Important Notes

• Handins:

– The deadline for submission of your assignment is 23:30pm, 22nd Oct, 2020.

– For undergraduate students, you may do this assignment as a team of two stu- dents and hand in one submission per team.

– For postgraduate students, you have to do this assignment individually and make individual submissions.

– All implementations have to be done in C++.

– You need to submit your source code using the web submission system. You should

attach you and your partner’s name and student number in your submission.

– Late submissions will attract a penalty: the maximum mark you can obtain will be reduced by 25% per day (or part thereof) past the due date or any extension you are granted.

• Marking scheme: 20 marks for online testing in total:

– 4 marks for FIFO (First In First Out) implementation (4 random cases, automarked)

– 4marksforLRU(LeastRecentlyUsed)implementation(4randomcases,automarked)

– 4 marks for ARB (Additional Reference Bits) implementation (4 random cases, au- tomarked)

– 4 marks for WSARB-1 (Working-Set Additional Reference Bits 1) implementation (4 random cases, automarked)

– 4 marks for WSARB-2 (Working-Set Additional Reference Bits 2) implementation (4 random cases, automarked)

If you have any questions, please send them to the student discussion forum. This way you can all help each other and everyone gets to see the answers.

The assignment Introduction

The aim of this assignment is to improve your learning experience in the page replacement algorithms. Following our discussion of paging in lectures, this practical will allow you to explore how real applications respond to a variety of page replacement schemes. Since modifying a real operating system to use different page replacement algorithms can be quite a technical exercise, your task will be to implement a program that simulates the behaviour of a memory system using a variety of paging schemes.

Memory Traces

We provide you with some memory traces to assist you developing your simulator.

Each trace is a series of lines, each listing a hexadecimal memory address preceded by R or W to indicate a read or a write. There are also lines throughout the trace starting with a #

followed by a process ID and command.
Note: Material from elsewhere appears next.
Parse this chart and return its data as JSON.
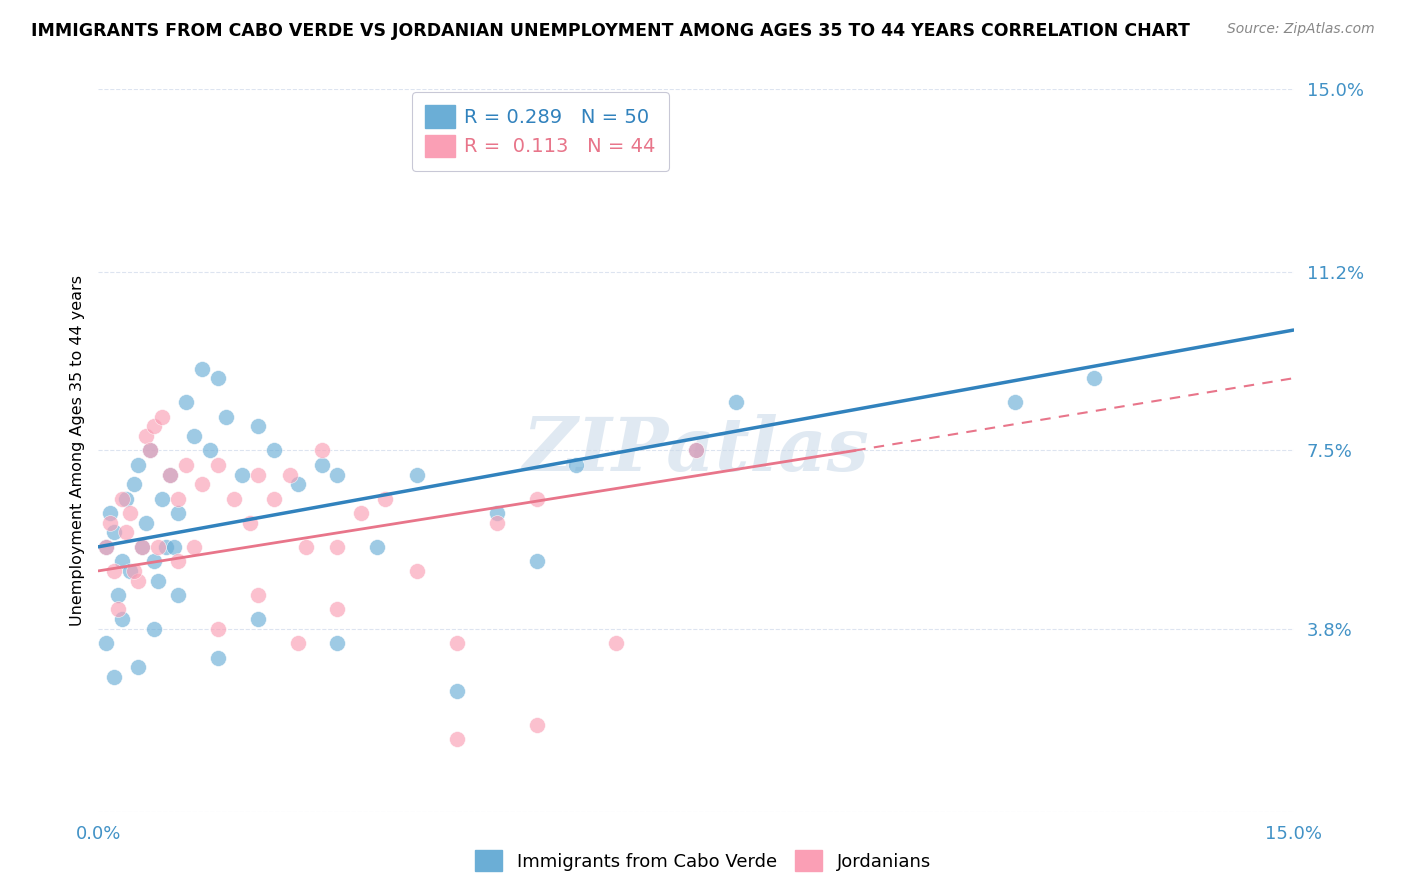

For example, a trace file for gcc might start like this: # gcc

R 0041f7a0

R 13f5e2c0

R 05e78900 R 004758a0 W 31348900

The lines in the trace file beginning with #.

Simulator Requirements

Your task is to write a simulator that reads a memory trace and simulates the action of a virtual memory system with a single level page table.

Your memory system should keep track of which pages are loaded into memory.

• As it processes each memory event from the trace, it should check to see if the correspond- ing page is loaded.

• If not, it should choose a victim page in memory to replace.

• If the victim page to be replaced is dirty, it must be saved to disk before replacement.

• Finally, the new page is loaded into memory from disk, and the page table is updated.

This is just a simulation of the page table, so you do not actually need to read and write data from disk. When a simulated disk read or write occurs, simply increment a counter to keep track of disk reads and writes, respectively.

You must implement the following page replacement algorithms:

• FIFO: Replace the page that has been resident in memory longest.

• LRU: Replace the page that has been resident in memory oldest.

• ARB: Use multiple reference bits to approximate LRU. Your implementation should use an a-bit shift register and the given regular interval b. See textbook section 9.4.5.1.

– If two page’s ARB are equal, you should use FIFO (longest) to replace the frame.

• WSARB-1: Combine the ARB page replacement algorithm with the working set model that keeps track of the page reference frequencies over a given window size (page references) for each process (see textbook section 9.6.2). It works as follows:

– Associate each page with a reference bits as the shift register (R) to track the reference pattern over the recent time intervals (for a given time interval length), and an integer counter (C) of 8 bits to record the reference frequency of pages (in the memory frames) in the current working set window. R and C are initialized to 0.

– Page replacement is done by first selecting the victim page of the smallest reference frequency (the smallest value of C), and then selecting the page that has the smallest reference pattern value in the ARB shift register (the smallest value of R) if there are multiple pages with the smallest reference frequency.